Les institutions européennes s’apprêtent, comme chaque année, à célébrer la Journée internationale de la femme, le 8 mars. Chacune devrait rappeler son engagement en faveur de davantage d’égalité entre hommes et femmes. Une activité régulière, qui débouche pourtant rarement sur des initiatives concrètes.

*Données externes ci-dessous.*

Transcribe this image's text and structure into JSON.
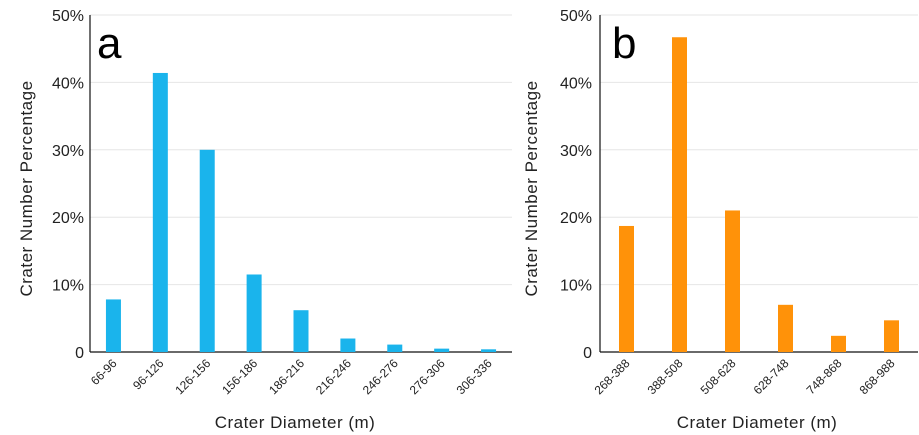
{
  "chart_data": [
    {
      "type": "bar",
      "panel_label": "a",
      "categories": [
        "66-96",
        "96-126",
        "126-156",
        "156-186",
        "186-216",
        "216-246",
        "246-276",
        "276-306",
        "306-336"
      ],
      "values": [
        7.8,
        41.4,
        30.0,
        11.5,
        6.2,
        2.0,
        1.1,
        0.5,
        0.4
      ],
      "xlabel": "Crater Diameter (m)",
      "ylabel": "Crater Number Percentage",
      "ylim": [
        0,
        50
      ],
      "yticks": [
        "0",
        "10%",
        "20%",
        "30%",
        "40%",
        "50%"
      ],
      "grid": true,
      "color": "#1ab4ec"
    },
    {
      "type": "bar",
      "panel_label": "b",
      "categories": [
        "268-388",
        "388-508",
        "508-628",
        "628-748",
        "748-868",
        "868-988"
      ],
      "values": [
        18.7,
        46.7,
        21.0,
        7.0,
        2.4,
        4.7
      ],
      "xlabel": "Crater Diameter (m)",
      "ylabel": "Crater Number Percentage",
      "ylim": [
        0,
        50
      ],
      "yticks": [
        "0",
        "10%",
        "20%",
        "30%",
        "40%",
        "50%"
      ],
      "grid": true,
      "color": "#ff9209"
    }
  ]
}
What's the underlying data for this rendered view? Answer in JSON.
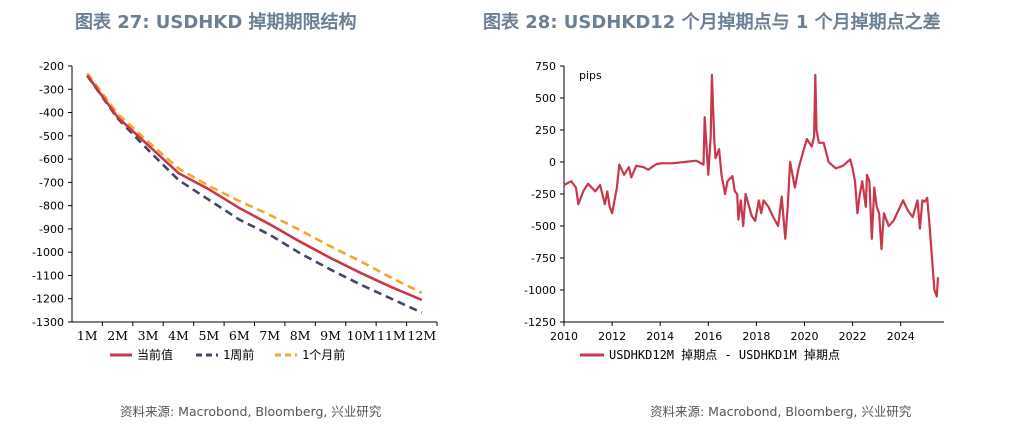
{
  "left_panel": {
    "title": "图表 27: USDHKD 掉期期限结构",
    "source": "资料来源: Macrobond, Bloomberg, 兴业研究"
  },
  "right_panel": {
    "title": "图表 28: USDHKD12 个月掉期点与 1 个月掉期点之差",
    "source": "资料来源: Macrobond, Bloomberg, 兴业研究"
  },
  "colors": {
    "red": "#c8374a",
    "navy": "#3d4a66",
    "orange": "#f5a623"
  },
  "chart_data": [
    {
      "type": "line",
      "title": "USDHKD 掉期期限结构",
      "categories": [
        "1M",
        "2M",
        "3M",
        "4M",
        "5M",
        "6M",
        "7M",
        "8M",
        "9M",
        "10M",
        "11M",
        "12M"
      ],
      "ylim": [
        -1300,
        -200
      ],
      "yticks": [
        -200,
        -300,
        -400,
        -500,
        -600,
        -700,
        -800,
        -900,
        -1000,
        -1100,
        -1200,
        -1300
      ],
      "series": [
        {
          "name": "当前值",
          "color": "#c8374a",
          "dash": "solid",
          "values": [
            -240,
            -420,
            -540,
            -660,
            -730,
            -810,
            -880,
            -955,
            -1025,
            -1090,
            -1150,
            -1205
          ]
        },
        {
          "name": "1周前",
          "color": "#3d4a66",
          "dash": "dashed",
          "values": [
            -242,
            -425,
            -560,
            -690,
            -775,
            -860,
            -925,
            -1005,
            -1075,
            -1140,
            -1200,
            -1260
          ]
        },
        {
          "name": "1个月前",
          "color": "#f5a623",
          "dash": "dashed",
          "values": [
            -232,
            -405,
            -525,
            -640,
            -715,
            -780,
            -840,
            -905,
            -975,
            -1040,
            -1110,
            -1175
          ]
        }
      ],
      "legend_position": "bottom"
    },
    {
      "type": "line",
      "title": "USDHKD12 个月掉期点与 1 个月掉期点之差",
      "unit_label": "pips",
      "xlim": [
        2010,
        2025.8
      ],
      "xticks": [
        2010,
        2012,
        2014,
        2016,
        2018,
        2020,
        2022,
        2024
      ],
      "ylim": [
        -1250,
        750
      ],
      "yticks": [
        750,
        500,
        250,
        0,
        -250,
        -500,
        -750,
        -1000,
        -1250
      ],
      "series": [
        {
          "name": "USDHKD12M 掉期点 - USDHKD1M 掉期点",
          "color": "#c8374a",
          "x": [
            2010.0,
            2010.3,
            2010.5,
            2010.6,
            2010.8,
            2011.0,
            2011.3,
            2011.5,
            2011.7,
            2011.8,
            2011.9,
            2012.0,
            2012.2,
            2012.3,
            2012.5,
            2012.7,
            2012.8,
            2013.0,
            2013.3,
            2013.5,
            2013.8,
            2014.0,
            2014.5,
            2015.0,
            2015.5,
            2015.8,
            2015.85,
            2015.95,
            2016.0,
            2016.1,
            2016.15,
            2016.25,
            2016.3,
            2016.45,
            2016.55,
            2016.7,
            2016.8,
            2017.0,
            2017.1,
            2017.2,
            2017.25,
            2017.35,
            2017.45,
            2017.55,
            2017.7,
            2017.8,
            2017.95,
            2018.1,
            2018.2,
            2018.3,
            2018.5,
            2018.7,
            2018.9,
            2019.05,
            2019.2,
            2019.3,
            2019.4,
            2019.6,
            2019.75,
            2019.9,
            2020.1,
            2020.3,
            2020.4,
            2020.45,
            2020.5,
            2020.6,
            2020.8,
            2021.0,
            2021.3,
            2021.6,
            2021.9,
            2022.0,
            2022.1,
            2022.2,
            2022.3,
            2022.4,
            2022.55,
            2022.6,
            2022.7,
            2022.8,
            2022.9,
            2023.0,
            2023.1,
            2023.2,
            2023.3,
            2023.5,
            2023.7,
            2023.9,
            2024.1,
            2024.3,
            2024.5,
            2024.7,
            2024.8,
            2024.9,
            2025.0,
            2025.1,
            2025.2,
            2025.3,
            2025.4,
            2025.5,
            2025.55
          ],
          "values": [
            -180,
            -150,
            -200,
            -330,
            -230,
            -170,
            -230,
            -180,
            -330,
            -230,
            -350,
            -400,
            -200,
            -20,
            -100,
            -40,
            -120,
            -30,
            -40,
            -60,
            -20,
            -10,
            -10,
            0,
            10,
            -20,
            350,
            50,
            -100,
            200,
            680,
            170,
            30,
            100,
            -100,
            -250,
            -150,
            -110,
            -230,
            -250,
            -450,
            -300,
            -500,
            -250,
            -350,
            -420,
            -460,
            -300,
            -400,
            -300,
            -350,
            -430,
            -500,
            -270,
            -600,
            -350,
            0,
            -200,
            -50,
            50,
            180,
            120,
            200,
            680,
            250,
            150,
            150,
            0,
            -50,
            -30,
            20,
            -50,
            -150,
            -400,
            -250,
            -150,
            -350,
            -100,
            -150,
            -600,
            -200,
            -350,
            -400,
            -680,
            -400,
            -500,
            -460,
            -380,
            -300,
            -380,
            -430,
            -300,
            -520,
            -300,
            -310,
            -280,
            -500,
            -750,
            -1000,
            -1050,
            -900
          ]
        }
      ],
      "legend_position": "bottom"
    }
  ]
}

L'égalité entre les hommes et les femmes est l'un des objectifs de l'Union européenne. Avec le temps, la législation, la jurisprudence et des modifications des traités ont contribué à renforcer ce principe et son application dans l'Union. À ce jour, l’Europe compte plusieurs textes réglementaires pour améliorer la condition des femmes (égalité en matière de sécurité sociale, d’emploi, de santé, d’accès aux biens et aux services, etc.). Elle dispose aussi d’un 'Institut européen pour l'égalité entre les hommes et les femmes', qui a son siège à Vilnius (Lituanie). Mais toutes ces initiatives n’ont plus été modernisées ni complétées depuis une bonne dizaine d’années.
Une succession d’échecs
La Commission européenne a bien fait des tentatives : elle a présenté en 2008 une proposition contre les discriminations fondées, entre autres, sur l’orientation sexuelle dans des domaines tels que la protection sociale, les avantages sociaux, l’éducation, l'accès aux biens et services, y compris l’accès au logement (directive 'anti-discrimination'). Puis, quelques mois plus tard, elle a présenté un autre projet législatif pour allonger la durée du congé de maternité (directive 'congé de maternité'). Elle a fait une dernière tentative en 2012 en présentant un projet législatif visant à introduire un quota de 40% de femmes pour les postes non exécutifs dans les conseils d'administration des grandes entreprises européennes cotées en bourse (directive 'quotas de femmes').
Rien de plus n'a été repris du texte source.